I was reminded again that you get the dog you need at different points in your life; Kikay was low-maintenance and had no health issues for the entire year I was under treatment.
Today, I have become such a fan of asPins, I don’t think I’ll ever acquire another pure-bred dog again in my life, simply because many of these literal underdogs need a home. Appreciation has grown in the last few years—PAWS has a strong campaign to “have a heart for asPins,” led by asPin champion Heart Evangelista herself—but they’re still being abused, beaten, euthanized, in large part because people still don’t spay and neuter their pets, and too many stray dogs mean more trouble for asPins.

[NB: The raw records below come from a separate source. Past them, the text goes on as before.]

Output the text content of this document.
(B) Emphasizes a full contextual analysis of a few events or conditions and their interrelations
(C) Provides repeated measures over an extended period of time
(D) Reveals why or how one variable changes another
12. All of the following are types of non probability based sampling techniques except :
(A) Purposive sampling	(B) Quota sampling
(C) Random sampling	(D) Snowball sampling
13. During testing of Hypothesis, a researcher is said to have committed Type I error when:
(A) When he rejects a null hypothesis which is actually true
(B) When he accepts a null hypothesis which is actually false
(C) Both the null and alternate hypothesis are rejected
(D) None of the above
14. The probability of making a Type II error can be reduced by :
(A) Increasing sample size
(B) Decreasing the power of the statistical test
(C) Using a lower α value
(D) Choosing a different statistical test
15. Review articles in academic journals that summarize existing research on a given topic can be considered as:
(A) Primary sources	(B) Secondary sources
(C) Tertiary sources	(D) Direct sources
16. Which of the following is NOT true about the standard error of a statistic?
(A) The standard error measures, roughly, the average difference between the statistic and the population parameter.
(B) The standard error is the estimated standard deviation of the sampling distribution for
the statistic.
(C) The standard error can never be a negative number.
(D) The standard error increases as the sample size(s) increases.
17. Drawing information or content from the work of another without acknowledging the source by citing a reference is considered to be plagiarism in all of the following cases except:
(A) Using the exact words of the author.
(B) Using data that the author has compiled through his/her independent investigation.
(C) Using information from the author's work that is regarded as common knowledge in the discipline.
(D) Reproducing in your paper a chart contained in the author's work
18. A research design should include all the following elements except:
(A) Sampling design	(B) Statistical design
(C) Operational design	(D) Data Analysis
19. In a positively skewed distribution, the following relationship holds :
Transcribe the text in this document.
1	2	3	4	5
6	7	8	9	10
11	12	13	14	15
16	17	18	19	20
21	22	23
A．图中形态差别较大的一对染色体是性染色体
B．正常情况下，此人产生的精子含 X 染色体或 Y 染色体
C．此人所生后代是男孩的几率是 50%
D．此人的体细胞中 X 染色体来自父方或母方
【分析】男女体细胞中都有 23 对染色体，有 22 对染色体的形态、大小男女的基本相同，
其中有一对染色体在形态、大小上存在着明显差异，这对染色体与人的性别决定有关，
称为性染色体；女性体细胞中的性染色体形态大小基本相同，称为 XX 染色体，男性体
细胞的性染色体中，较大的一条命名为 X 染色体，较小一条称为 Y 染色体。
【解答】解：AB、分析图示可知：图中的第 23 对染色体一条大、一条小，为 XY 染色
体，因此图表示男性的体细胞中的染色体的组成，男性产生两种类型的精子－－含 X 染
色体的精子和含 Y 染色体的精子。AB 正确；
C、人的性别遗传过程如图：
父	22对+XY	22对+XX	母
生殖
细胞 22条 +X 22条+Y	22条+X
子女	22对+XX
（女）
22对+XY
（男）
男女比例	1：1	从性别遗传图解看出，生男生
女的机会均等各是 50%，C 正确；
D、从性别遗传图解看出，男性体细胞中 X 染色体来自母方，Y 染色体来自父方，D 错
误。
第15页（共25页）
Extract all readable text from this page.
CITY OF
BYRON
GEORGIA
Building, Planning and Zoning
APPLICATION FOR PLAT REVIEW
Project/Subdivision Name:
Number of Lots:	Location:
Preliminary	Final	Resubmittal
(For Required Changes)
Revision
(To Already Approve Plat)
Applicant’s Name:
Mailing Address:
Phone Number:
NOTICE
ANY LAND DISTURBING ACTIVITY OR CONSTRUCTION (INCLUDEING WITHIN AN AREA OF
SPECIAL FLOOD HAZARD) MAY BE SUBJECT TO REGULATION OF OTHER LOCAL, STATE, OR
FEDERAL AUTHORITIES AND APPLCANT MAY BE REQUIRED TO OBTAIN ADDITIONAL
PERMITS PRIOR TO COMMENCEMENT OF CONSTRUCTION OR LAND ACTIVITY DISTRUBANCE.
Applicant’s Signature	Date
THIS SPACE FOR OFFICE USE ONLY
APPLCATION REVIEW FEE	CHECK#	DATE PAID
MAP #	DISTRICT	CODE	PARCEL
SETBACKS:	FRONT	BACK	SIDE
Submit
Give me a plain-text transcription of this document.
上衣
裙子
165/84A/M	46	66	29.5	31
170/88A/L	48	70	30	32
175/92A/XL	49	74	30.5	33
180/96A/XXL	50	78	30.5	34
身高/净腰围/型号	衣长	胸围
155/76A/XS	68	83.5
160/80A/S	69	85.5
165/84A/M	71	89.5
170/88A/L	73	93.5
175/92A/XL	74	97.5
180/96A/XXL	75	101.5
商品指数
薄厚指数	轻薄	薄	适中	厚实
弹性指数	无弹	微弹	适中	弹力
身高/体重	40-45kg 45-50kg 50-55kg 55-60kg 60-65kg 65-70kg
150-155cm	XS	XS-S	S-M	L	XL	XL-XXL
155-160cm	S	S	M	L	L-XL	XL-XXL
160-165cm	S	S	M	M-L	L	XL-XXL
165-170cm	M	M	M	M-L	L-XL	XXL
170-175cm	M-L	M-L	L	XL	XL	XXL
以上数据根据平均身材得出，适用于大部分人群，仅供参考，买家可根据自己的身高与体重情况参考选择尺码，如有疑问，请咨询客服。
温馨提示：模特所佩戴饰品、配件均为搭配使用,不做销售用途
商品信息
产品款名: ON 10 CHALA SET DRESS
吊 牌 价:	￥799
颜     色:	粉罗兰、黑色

I try to do my part by taking the best care of my two babies. I now have a 10-year-old senior girl with white hair and the beginnings of cataracts, and a three-year-old adolescent boy with boundless energy.
My idea of happiness is lying in bed, with my little boy beside my pillow and my baby girl draped over my leg.
They’re lucky to have me, friends say. I think it’s the other way around.